Investors joining call to break up biggest banks

Welcome to the morning roundup. Here's a look at what's news in banking and finance.

Investors joining call to break up banks. Some investors are now joining the call to break up the nation's largest banks after stock prices have fallen such that the pieces are worth more than the conglomerate, Bloomberg says. Many universal banks are now trading at a discount to tangible book value, and some analysts say breaking them apart could double shareholder value. Bank of America CEO Brian Moynihan and JPMorgan Chase chief Jamie Dimon have both defended their banks' size in recent weeks.

Barclays settles Libor charges. Barclays will pay $450 million to settle charges that it conspired with other banks to manipulate the key Libor interest rate, The New York Times reports. The settlement could pave the way for similar settlements with U.S. banks like Bank of America and JPMorgan Chase, which also give information to help set the rate.

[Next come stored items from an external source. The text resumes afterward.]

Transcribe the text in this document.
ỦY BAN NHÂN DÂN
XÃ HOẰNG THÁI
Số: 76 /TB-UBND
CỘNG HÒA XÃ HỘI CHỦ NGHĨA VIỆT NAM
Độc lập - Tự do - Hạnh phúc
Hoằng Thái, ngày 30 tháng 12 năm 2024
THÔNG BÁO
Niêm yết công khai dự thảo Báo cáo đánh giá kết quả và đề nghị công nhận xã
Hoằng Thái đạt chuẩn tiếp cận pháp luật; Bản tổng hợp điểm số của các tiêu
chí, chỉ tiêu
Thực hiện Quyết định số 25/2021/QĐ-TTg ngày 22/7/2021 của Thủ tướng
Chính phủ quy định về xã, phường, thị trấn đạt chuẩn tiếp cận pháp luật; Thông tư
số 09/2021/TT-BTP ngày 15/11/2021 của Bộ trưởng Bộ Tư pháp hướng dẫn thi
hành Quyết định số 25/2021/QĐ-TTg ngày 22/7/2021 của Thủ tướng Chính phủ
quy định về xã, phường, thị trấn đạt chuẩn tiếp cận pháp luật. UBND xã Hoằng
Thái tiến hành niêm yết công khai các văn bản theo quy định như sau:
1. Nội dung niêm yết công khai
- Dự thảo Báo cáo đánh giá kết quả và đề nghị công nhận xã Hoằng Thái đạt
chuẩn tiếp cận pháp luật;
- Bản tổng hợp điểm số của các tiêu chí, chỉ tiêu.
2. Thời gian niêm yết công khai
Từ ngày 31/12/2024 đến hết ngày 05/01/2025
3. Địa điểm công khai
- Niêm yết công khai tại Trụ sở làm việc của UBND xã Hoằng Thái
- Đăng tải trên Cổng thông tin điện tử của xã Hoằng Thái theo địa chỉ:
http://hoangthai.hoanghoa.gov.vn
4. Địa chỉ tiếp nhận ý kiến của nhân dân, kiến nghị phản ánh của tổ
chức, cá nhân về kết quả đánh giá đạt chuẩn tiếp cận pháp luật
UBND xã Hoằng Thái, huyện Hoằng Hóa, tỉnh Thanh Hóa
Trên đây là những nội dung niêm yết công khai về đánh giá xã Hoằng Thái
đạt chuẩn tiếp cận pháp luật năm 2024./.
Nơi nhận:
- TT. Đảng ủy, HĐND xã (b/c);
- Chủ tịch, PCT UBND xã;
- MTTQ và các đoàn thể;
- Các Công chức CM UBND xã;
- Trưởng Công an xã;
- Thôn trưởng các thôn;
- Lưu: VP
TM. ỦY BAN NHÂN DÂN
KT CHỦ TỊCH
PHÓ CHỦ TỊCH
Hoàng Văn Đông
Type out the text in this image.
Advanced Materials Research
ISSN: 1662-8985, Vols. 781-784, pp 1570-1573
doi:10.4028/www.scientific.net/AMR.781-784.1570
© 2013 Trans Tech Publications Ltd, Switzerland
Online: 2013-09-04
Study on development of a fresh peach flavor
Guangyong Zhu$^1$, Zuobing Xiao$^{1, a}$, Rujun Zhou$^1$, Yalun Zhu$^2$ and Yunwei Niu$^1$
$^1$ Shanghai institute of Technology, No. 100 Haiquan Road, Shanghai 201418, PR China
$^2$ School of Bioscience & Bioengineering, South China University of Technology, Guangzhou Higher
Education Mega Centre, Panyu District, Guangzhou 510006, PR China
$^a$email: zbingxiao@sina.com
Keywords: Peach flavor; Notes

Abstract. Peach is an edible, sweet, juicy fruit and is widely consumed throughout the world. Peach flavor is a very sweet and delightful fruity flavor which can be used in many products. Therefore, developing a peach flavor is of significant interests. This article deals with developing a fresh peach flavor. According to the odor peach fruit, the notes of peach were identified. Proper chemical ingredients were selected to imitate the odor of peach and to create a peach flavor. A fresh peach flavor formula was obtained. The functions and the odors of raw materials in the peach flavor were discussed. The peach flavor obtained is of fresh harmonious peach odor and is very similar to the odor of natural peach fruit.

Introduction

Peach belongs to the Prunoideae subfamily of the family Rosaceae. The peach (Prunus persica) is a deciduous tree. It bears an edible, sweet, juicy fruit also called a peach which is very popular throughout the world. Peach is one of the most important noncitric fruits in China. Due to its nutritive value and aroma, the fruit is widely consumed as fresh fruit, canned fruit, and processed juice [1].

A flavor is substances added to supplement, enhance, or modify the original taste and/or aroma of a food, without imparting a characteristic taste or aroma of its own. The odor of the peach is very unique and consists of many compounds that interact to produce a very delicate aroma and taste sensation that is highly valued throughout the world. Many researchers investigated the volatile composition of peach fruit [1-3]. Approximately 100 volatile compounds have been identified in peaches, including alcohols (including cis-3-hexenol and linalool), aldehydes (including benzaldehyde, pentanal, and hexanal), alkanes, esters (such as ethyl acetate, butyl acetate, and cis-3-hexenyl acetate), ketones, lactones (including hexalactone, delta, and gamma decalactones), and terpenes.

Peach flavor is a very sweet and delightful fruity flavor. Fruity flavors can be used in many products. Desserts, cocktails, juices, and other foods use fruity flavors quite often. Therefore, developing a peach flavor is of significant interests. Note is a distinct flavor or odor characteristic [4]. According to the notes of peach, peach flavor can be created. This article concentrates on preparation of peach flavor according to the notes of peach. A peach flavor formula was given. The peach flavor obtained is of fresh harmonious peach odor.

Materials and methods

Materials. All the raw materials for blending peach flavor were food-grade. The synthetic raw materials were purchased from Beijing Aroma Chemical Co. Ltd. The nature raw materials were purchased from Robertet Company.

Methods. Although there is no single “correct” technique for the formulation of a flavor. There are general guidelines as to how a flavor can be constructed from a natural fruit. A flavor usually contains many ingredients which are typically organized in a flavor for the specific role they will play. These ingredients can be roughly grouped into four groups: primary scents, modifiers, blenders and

Anti-foreclosure laws may be hurting. Experts say that laws passed after the financial crisis to make foreclosures more difficult may be prolonging the housing slump, Reuters reports. A large backlog of properties with delinquent borrowers continues to hang over the market.

Forced place suit. Bank of America has now been sued in Florida over its forced-place insurance practices, in which the bank buys a high-priced homeowners insurance policy for a borrower after his or her policy lapses, Bloomberg reports. Forced place has also drawn the attention of New York investigators.

Chinese banks expanding in Australia. China's largest banks are expanding their lending in Australia as European banks pull back amid the continents debt crisis, the Wall Street Journal says. The Industrial & Commercial Bank of China and the China Construction Bank are the biggest players.